O pensamento, segundo o autor, requer algum tipo de continuidade.

No texto escrito, essa continuidade é fluente, uma vez que, caso o leitor perca algum

item, pode haver “retrocessos” no ato da leitura, a qual garante um novo contato com o

trecho não compreendido. O mesmo não ocorre na oralidade, tendo em vista que não há

nada para retroceder quando se fala em texto oral. A manifestação oral, segundo Ong,

desapareceu tão logo foi pronunciada:

O pensamento requer algum tipo de continuidade. A escrita estabelece no

texto uma “linha” de continuidade fora da mente. Se a distração confunde ou

oblitera da mente o contexto do qual emerge o material que estou lendo agora, o

contexto pode ser recuperado passando-se novamente os olhos pelo texto de modo

seletivo. Retrocessos podem ser inteiramente ocasionais, puramente ad hoc. A

mente concentra suas energias em avançar porque aquilo a que ela retrocede jaz

imóvel diante de si, sempre disponível em fragmentos inscritos na página. No

discurso oral, a situação é diferente. Não há nada para o que retroceder fora da

mente, pois a manifestação oral desapareceu tão logo foi pronunciada. Por

conseguinte, a mente deve avançar mais lentamente, mantendo perto do foco de

atenção muito daquilo com que já se deparou. A redundância, a repetição do já

dito, mantém tanto o falante quanto o ouvinte na pista certa. (Ong, 1998: 50-1)

Daí a importância de se repetir no texto oral: convém ao falante se

repetir duas ou três vezes, fator que garantiria o entendimento do texto pelo ouvinte.

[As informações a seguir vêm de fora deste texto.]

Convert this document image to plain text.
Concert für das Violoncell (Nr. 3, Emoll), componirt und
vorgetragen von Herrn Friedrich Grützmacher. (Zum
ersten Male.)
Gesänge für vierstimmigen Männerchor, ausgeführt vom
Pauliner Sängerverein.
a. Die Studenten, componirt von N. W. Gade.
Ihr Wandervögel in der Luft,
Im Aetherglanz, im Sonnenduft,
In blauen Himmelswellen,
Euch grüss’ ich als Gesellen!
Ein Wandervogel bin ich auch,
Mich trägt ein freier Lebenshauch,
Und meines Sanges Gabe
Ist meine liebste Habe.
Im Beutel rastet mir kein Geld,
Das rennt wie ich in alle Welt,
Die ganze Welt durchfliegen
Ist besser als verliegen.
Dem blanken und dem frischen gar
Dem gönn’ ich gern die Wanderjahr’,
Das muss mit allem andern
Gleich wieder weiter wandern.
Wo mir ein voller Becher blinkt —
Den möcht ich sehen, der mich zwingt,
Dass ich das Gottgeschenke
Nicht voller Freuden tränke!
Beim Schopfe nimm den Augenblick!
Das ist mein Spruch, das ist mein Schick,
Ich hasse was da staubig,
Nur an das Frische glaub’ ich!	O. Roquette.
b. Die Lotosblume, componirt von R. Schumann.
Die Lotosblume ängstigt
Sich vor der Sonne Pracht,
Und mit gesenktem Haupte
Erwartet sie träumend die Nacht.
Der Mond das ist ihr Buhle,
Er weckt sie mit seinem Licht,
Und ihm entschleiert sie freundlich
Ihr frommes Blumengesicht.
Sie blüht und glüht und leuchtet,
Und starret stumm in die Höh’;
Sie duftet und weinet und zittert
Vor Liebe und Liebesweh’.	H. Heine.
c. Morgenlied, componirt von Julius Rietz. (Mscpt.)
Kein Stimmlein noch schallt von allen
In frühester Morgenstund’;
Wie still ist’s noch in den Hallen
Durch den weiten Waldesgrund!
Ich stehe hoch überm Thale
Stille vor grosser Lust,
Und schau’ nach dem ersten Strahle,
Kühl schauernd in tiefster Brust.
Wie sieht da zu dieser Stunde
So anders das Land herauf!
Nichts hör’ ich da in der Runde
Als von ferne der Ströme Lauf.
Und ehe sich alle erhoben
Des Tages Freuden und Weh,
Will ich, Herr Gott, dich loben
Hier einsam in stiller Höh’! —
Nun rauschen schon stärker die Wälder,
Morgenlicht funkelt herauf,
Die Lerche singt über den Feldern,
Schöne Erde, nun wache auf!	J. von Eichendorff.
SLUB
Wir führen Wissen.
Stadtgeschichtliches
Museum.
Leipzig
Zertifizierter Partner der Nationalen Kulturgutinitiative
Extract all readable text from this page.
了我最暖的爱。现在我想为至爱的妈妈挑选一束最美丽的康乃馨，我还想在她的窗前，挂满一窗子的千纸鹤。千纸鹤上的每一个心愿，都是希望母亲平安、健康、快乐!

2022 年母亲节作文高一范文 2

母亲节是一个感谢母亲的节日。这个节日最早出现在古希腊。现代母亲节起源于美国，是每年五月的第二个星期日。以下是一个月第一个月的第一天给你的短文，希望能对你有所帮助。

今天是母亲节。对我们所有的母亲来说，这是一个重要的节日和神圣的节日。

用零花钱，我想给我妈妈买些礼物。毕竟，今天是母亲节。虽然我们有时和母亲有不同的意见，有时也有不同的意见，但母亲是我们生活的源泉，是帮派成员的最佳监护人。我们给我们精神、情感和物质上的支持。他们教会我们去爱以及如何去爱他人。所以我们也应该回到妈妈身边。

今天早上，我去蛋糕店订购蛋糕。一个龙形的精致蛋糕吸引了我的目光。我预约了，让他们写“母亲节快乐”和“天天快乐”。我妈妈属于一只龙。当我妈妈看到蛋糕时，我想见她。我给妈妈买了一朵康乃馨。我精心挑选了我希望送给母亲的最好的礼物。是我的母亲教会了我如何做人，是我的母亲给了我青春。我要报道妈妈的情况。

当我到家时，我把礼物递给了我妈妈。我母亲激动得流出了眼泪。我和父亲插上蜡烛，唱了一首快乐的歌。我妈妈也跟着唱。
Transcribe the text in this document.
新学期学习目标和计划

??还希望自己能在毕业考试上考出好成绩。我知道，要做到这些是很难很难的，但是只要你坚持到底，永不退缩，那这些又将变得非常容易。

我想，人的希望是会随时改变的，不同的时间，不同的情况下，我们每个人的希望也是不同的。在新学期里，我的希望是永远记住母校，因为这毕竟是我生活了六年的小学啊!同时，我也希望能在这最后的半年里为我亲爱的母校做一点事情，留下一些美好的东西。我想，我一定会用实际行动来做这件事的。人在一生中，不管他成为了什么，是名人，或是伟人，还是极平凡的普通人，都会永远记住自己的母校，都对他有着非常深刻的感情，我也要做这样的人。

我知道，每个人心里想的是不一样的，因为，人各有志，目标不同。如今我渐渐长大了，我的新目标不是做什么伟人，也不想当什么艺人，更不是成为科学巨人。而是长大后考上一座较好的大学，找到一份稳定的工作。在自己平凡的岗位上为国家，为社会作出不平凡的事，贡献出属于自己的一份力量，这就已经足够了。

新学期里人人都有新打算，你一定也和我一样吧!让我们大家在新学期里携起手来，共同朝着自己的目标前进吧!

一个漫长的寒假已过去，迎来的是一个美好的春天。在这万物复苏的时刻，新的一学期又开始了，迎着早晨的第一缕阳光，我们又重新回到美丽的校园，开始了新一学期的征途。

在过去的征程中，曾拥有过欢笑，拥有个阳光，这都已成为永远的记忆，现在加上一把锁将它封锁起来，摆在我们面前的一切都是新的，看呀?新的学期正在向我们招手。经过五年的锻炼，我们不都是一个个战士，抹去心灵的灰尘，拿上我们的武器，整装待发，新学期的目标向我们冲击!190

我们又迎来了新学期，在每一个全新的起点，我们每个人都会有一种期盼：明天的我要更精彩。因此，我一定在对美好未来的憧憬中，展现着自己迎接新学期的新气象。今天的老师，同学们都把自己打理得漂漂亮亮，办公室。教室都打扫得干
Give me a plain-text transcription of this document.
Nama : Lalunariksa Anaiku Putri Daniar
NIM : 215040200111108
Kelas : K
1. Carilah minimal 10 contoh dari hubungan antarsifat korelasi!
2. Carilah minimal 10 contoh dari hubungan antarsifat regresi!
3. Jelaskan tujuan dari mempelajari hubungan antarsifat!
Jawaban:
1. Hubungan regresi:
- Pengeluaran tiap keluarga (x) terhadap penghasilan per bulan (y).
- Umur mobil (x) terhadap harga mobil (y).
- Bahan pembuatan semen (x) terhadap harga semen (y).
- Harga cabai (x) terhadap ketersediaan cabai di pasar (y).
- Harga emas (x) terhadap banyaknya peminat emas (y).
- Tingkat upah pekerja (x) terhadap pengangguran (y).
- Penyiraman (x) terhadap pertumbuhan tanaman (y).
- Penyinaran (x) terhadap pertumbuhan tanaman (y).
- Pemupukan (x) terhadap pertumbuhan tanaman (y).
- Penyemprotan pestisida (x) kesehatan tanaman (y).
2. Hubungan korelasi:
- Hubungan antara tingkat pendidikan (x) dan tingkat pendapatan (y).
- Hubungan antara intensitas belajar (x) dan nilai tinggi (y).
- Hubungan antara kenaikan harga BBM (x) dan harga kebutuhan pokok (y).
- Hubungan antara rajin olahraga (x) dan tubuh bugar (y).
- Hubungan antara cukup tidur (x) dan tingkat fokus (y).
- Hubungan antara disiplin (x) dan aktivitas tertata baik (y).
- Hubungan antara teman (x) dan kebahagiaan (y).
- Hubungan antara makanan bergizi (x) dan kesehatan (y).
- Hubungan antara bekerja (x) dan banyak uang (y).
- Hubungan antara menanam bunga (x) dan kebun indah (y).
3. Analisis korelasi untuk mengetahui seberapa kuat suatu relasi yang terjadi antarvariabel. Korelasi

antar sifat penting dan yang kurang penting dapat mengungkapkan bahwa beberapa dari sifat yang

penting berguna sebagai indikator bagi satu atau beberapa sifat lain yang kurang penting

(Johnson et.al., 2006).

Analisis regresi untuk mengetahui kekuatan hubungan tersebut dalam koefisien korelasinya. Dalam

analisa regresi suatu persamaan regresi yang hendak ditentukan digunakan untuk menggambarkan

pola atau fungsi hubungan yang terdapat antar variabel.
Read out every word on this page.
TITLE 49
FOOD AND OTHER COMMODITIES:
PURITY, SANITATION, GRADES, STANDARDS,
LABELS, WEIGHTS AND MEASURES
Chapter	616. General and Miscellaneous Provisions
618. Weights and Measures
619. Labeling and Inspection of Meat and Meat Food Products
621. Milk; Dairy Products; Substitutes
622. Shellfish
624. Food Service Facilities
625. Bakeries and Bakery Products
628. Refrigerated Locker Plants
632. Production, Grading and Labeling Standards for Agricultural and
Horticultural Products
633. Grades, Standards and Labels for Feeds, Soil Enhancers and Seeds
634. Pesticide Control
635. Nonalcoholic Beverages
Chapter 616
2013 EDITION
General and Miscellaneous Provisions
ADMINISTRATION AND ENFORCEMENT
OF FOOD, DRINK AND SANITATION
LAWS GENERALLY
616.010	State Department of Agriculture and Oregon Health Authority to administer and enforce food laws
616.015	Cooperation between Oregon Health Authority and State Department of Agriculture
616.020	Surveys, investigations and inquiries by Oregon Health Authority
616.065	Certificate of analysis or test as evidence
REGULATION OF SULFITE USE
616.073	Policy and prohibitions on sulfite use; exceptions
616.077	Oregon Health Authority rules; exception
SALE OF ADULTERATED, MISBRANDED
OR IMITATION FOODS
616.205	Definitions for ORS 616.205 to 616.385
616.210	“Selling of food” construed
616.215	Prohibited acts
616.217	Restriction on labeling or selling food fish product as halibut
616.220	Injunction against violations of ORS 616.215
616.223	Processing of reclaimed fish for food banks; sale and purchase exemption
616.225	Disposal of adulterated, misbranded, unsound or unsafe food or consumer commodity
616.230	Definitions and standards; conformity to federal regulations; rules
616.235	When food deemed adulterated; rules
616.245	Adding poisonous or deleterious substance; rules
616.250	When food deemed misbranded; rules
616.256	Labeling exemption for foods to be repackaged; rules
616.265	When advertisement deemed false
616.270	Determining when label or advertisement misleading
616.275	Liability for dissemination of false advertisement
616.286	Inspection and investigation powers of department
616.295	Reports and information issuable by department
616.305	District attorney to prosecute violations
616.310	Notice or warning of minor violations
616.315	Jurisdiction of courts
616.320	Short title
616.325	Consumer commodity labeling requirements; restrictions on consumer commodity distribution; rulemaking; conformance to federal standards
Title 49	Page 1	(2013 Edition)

Buscamos, neste tópico, abordar as relações entre repetição e

oralidade em diversas linhas teóricas. Fica claro que esse fenômeno sempre está

relacionado ao texto oral. No item a seguir, trataremos da bibliografia sobre o assunto,

baseada nos princípios da Análise da Conversação, linha teórica voltada para a dinâmica

do texto oral.

B – A repetição sob a luz da Análise da Conversação

A repetição é característica da fala e deve ser estudada tendo em vista

o princípio de iconicidade na língua falada. É a afirmativa que Marcuschi (1992) nos

apresenta ao final de sua investigação sobre o fenômeno.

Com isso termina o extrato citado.